KOMM.-RAT
MAG. BRUNO SCHILLER
( * 1924 )
Ein
Kunststudent ist für den Aufbau Österreichs nicht notwendig.
aus Briefen
und einem Lebenslauf
Nach dem
Besuch der Volks- und Bürgerschule ging Bruno Schiller mit 14
Jahren an die Kunstgewerbeschule nach Gablonz. Sein dortiger
Professor riet ihm nach drei Jahren, seine Ausbildung an der
Reichshochschule für angewandte Kunst fortzusetzen. So geht
der junge Maffersdorfer aus den Ginzkeyhäusern an der Straße
zum Siechenhaus 1941 in die Groβstadt Wien. Im Dezember
1942 kommt der Ruf an die Front; Ruβland, Verwundung,
Südfrankreich, Nordfrankreich, Invasion, Gefangenschaft. Da
er in der Gefangenschaft von der Vertreibung der
Sudetendeutschen erfährt, läβt er sich 1946 nach Wien
entlassen. Um als Ausländer dort Lebensmittelkarten zu
bekommen, arbeitet er als Hilfsarbeiter am Bau. Schlieβlich
bekommt er wieder eine Studiengenehmigung, muβ aber als
Sudetendeutscher - und damit staatenlos - dreifache
Studiengebühren bezahlen. Kurz darauf kommt ein Schreiben vom
Ministerium, daβ der Aufenthalt eines Studenten der
angewandten Kunst für den Wiederaufbau Österreichs nicht
notwendig ist und er daher mit der Repatriierung in die BRD zu
rechnen habe. Er heiratet 1948 eine Wiener Kollegin und sie
gründen eine Goldschmiedewerkstatt. 1952 beendet Bruno
Schiller sein Studium und widmet sich zunächst dem Aufbau des
Exportes der Erzeugnisse aus der gemeinsamen Werkstatt. Die
Aufträge sind gut, und so kann er bald seinen ehemaligen
Professor aus Gablonz als Werkstattleiter einstellen.

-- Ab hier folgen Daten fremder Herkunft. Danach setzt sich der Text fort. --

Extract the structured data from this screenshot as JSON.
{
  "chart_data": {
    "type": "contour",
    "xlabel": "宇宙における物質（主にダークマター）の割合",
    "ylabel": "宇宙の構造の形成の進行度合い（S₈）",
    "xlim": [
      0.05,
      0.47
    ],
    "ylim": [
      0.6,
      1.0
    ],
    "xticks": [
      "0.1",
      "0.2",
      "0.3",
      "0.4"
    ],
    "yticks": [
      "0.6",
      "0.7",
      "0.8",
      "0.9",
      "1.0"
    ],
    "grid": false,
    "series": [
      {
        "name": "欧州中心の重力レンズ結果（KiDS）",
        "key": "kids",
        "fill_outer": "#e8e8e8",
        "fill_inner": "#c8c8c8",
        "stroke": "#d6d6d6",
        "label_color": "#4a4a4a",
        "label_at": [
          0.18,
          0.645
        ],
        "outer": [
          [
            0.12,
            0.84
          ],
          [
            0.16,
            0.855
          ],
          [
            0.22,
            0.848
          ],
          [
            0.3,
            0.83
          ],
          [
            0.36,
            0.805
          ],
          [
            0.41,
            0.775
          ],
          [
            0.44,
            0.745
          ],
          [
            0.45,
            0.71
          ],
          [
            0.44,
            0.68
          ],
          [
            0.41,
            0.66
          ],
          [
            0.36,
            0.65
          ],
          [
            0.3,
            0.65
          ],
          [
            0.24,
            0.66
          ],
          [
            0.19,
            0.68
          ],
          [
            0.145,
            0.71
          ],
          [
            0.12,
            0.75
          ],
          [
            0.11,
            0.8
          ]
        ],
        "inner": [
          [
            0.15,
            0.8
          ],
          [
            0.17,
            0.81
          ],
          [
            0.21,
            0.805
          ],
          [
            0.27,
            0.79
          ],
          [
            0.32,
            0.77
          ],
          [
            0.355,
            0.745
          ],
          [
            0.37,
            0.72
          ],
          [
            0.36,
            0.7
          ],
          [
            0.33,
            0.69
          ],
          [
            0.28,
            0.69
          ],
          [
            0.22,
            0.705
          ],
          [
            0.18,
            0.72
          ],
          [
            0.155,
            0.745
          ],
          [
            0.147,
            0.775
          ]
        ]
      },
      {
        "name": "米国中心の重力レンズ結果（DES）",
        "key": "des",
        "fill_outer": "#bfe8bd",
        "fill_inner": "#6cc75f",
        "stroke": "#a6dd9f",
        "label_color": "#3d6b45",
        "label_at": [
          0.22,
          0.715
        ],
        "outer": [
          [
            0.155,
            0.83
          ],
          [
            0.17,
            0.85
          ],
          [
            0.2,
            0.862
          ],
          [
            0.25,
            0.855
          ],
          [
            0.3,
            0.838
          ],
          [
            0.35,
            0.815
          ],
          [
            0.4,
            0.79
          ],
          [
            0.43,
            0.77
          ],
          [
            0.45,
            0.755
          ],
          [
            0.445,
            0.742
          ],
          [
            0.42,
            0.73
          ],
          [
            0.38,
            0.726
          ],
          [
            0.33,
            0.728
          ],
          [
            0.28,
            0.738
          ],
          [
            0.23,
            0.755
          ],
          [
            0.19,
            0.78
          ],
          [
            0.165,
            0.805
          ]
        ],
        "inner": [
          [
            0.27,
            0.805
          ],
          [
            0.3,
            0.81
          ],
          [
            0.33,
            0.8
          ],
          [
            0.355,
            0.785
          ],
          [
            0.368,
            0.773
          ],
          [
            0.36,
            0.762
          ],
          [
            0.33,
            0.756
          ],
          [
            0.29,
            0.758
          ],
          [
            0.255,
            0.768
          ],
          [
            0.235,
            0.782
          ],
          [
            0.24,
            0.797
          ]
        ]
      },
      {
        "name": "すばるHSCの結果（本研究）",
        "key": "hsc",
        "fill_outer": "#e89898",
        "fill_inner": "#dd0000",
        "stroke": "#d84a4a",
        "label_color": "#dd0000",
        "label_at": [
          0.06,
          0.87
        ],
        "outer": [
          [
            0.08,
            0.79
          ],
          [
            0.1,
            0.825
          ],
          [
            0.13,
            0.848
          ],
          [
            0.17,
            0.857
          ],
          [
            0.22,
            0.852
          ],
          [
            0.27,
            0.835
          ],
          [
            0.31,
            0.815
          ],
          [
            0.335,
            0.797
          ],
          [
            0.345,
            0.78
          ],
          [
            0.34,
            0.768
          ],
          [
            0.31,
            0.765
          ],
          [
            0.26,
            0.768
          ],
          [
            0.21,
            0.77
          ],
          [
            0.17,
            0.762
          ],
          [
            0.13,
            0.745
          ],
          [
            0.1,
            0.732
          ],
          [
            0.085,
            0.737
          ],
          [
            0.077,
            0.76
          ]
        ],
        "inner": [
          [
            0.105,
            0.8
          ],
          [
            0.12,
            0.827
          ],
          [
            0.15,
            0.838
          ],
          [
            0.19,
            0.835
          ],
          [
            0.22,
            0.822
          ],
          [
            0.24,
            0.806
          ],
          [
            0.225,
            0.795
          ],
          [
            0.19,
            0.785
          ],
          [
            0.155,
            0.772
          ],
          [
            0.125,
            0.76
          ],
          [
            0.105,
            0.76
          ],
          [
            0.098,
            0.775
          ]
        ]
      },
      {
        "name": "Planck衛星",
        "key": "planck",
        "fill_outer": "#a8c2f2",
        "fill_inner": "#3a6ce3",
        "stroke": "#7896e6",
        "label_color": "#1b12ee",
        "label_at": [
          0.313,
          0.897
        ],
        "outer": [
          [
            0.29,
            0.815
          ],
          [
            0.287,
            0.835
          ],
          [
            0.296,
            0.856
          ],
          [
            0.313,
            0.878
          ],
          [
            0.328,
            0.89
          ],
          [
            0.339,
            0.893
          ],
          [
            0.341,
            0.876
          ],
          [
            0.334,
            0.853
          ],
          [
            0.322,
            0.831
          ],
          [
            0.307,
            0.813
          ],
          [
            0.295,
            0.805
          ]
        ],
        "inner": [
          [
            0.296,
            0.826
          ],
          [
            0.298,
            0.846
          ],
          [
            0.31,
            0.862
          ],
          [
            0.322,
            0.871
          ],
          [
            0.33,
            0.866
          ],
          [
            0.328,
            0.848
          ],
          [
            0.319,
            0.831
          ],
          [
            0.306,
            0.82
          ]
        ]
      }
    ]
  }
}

Die Zahl
der Arbeiter und Angestellten wächst auf 46. In dieser Zeit
wird er Beisitzer in der Meisterprüfungskommission. 1966 kann
er ein 1806 gegründetes Juwelengeschäft am Stephansplatz in
Wien kaufen. Es bleibt nicht aus, daβ ein bekannter und
fähiger Mann mit Ämtern und Ehrenämtern betraut wird. Ich
will sie nicht alle aufzählen. Auf jeden Fall ist
Kommerzienrat Magister Bruno Schiller seit 1975
Bundesinnungsmeister der Gold- und Silberschmiede, Juweliere
und Uhrmacher und ist der Österreichische Vertreter in der
Internationalen Vereinigung der Goldschmiede und
Edelsteinfachleute geworden und drei Jahre ihr Präsident
gewesen. Von 1981 bis 1990 war er im Finanzausschuβ der
Kammer Wien
und neun Jahre Ausgleichsverwalter beim Handelsgericht in
Wien.
Mit 71 Jahren
hat er seine Werkstatt aufgegeben, das Geschäft führt die
Tochter weiter, "und ich bin in Pension".
Für seine
Verdienste erhielt er das Goldene Ehrenzeichen des Landes Wien
und der Republik Österreich, das Gro βe
Silberne Ehrenzeichen der Kammer Wien und den Ehrenring der
Landesinnung Wien der Gold- und Silberschmiede und Juweliere.
Offensichtlich war der sudetendeutsche Kunststudent für
den Wiederaufbau Österreichs nun doch notwendig, oder?